At present, the policy does not include any dermatological conditions.
Medical specialists at AIIMS are assessing three specific rare skin conditions for inclusion: epidermolysis bullosa (EB), xeroderma pigmentosa (XP) and ichthyosis. ICMR has shown renewed attention to this initiative, with a collaborative consultation in the pipeline.
Dr Madhulika Kabra, professor in the division of genetics, department of paediatrics, AIIMS Delhi, and a member of the National Rare Diseases Committee (NRDC), confirmed the proposal to include these conditions in the policy.
AIIMS records indicate 200 families affected by epidermolysis bullosa, a condition characterised by extremely fragile skin prone to blistering. Patients experience skin tears, sores and blisters from minimal contact. These symptoms can affect any body part. Severe cases involve internal blistering affecting the mouth, oesophagus, upper airways and genitals.
The institution’s medical team has studied the condition since 2010. The disorder typically manifests at birth or in early infancy, with varying severity levels. Treatment costs about Rs 20,000 monthly and requires long-term, consistent care.
Xeroderma pigmentosa is another significant condition that presents with severe photosensitivity, skin pigmentation changes, malignant tumour development and, sometimes, progressive neurological decline.

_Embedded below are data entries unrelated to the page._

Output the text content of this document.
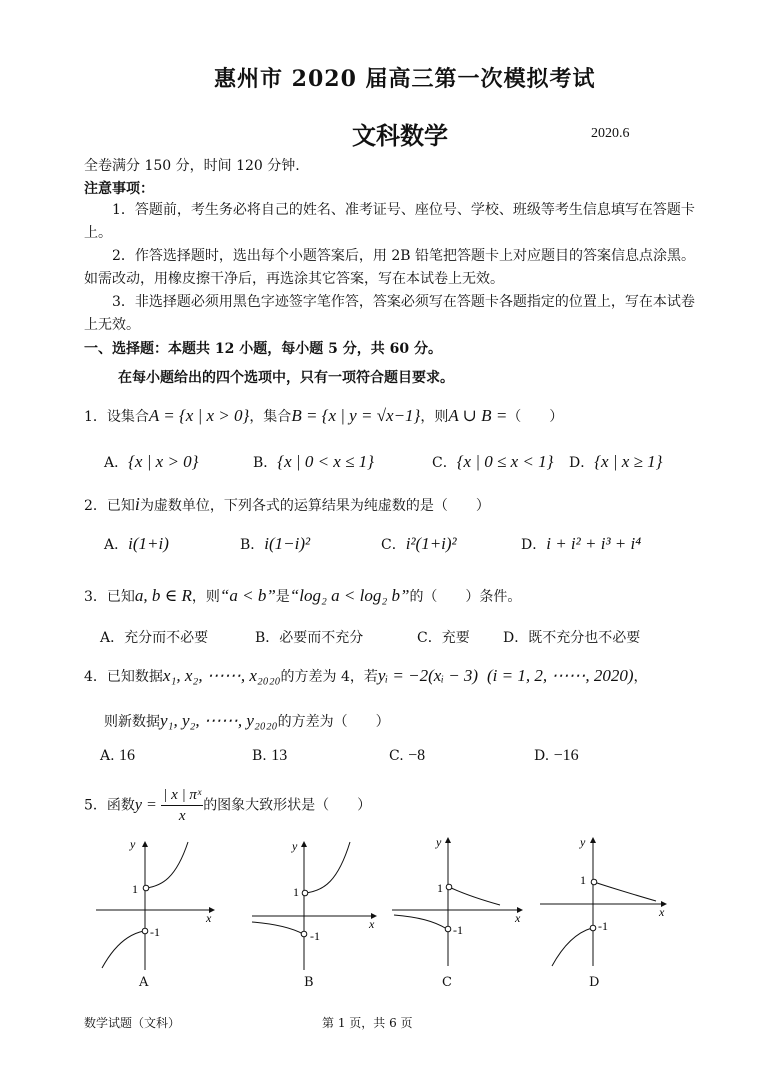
惠州市 2020 届高三第一次模拟考试
文科数学	2020.6
全卷满分 150 分，时间 120 分钟.
注意事项：
1．答题前，考生务必将自己的姓名、准考证号、座位号、学校、班级等考生信息填写在答题卡上。
2．作答选择题时，选出每个小题答案后，用 2B 铅笔把答题卡上对应题目的答案信息点涂黑。如需改动，用橡皮擦干净后，再选涂其它答案，写在本试卷上无效。
3．非选择题必须用黑色字迹签字笔作答，答案必须写在答题卡各题指定的位置上，写在本试卷上无效。
一、选择题：本题共 12 小题，每小题 5 分，共 60 分。
在每小题给出的四个选项中，只有一项符合题目要求。
1．设集合A = {x | x > 0}，集合B = {x | y = √x−1}，则A ∪ B =（　　）
A．{x | x > 0}	B．{x | 0 < x ≤ 1}	C．{x | 0 ≤ x < 1} D．{x | x ≥ 1}
2．已知i为虚数单位，下列各式的运算结果为纯虚数的是（　　）
A．i(1+i)	B．i(1−i)²	C．i²(1+i)²	D．i + i² + i³ + i⁴
3．已知a, b ∈ R，则“a < b”是“log₂ a < log₂ b”的（　　）条件。
A．充分而不必要	B．必要而不充分	C．充要 D．既不充分也不必要
4．已知数据x₁, x₂, ⋯⋯, x₂₀₂₀的方差为 4，若yᵢ = −2(xᵢ − 3) (i = 1, 2, ⋯⋯, 2020)，
则新数据y₁, y₂, ⋯⋯, y₂₀₂₀的方差为（　　）
A. 16	B. 13	C. −8	D. −16
5．函数$y = \frac{\text{| x | πˣ}}{x}$ 的图象大致形状是（　　）
y
x
1
-1
A
y
x
1
-1
B
y
x
1
-1
C
y
x
1
-1
D
数学试题（文科）	第 1 页，共 6 页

Dr Kaushal Verma, heads of the dermatology department, explained that XP patients have improved outcomes through preventive measures that can delay its progression. Regular screening for tumours enables surgical removal when detected. These cases predominantly manifest with skin tumours.
Dr Neetu Bhari, additional professor in dermatology, AIIMS, said that while cancer typically develops at age 60-70 in the general population, XP patients face it at age 7-8, with a 10,000-fold increased risk of skin and eye cancer. Sun protection is crucial, necessitating early awareness. Preventive therapy can reduce malignancy risk by 60per cent, but requires continuous treatment.

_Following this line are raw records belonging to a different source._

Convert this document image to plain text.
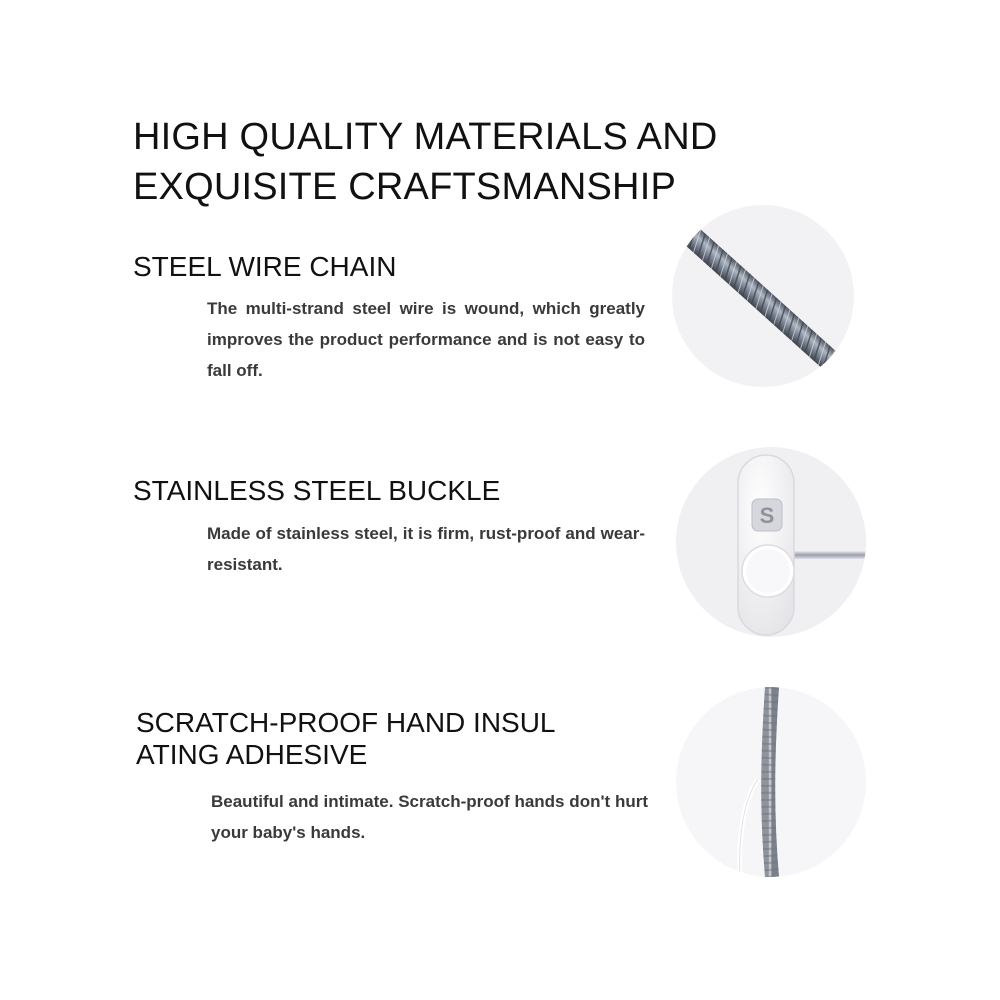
HIGH QUALITY MATERIALS AND
EXQUISITE CRAFTSMANSHIP
STEEL WIRE CHAIN
The multi-strand steel wire is wound, which greatly improves the product performance and is not easy to fall off.
STAINLESS STEEL BUCKLE
Made of stainless steel, it is firm, rust-proof and wear-resistant.
S
SCRATCH-PROOF HAND INSUL
ATING ADHESIVE
Beautiful and intimate. Scratch-proof hands don't hurt your baby's hands.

About 50-60per cent of affected children develop skin tumours by age 12, with symptoms beginning at age two, she said. Global statistics indicate 32per cent of patients do not survive beyond age 30, though early detection and treatment can enhance survival rates.
Ichthyosis encompasses skin conditions causing dry, scaly skin with a frequent association with rickets. The AIIMS database suggests that it is more prevalent than both EB and XP.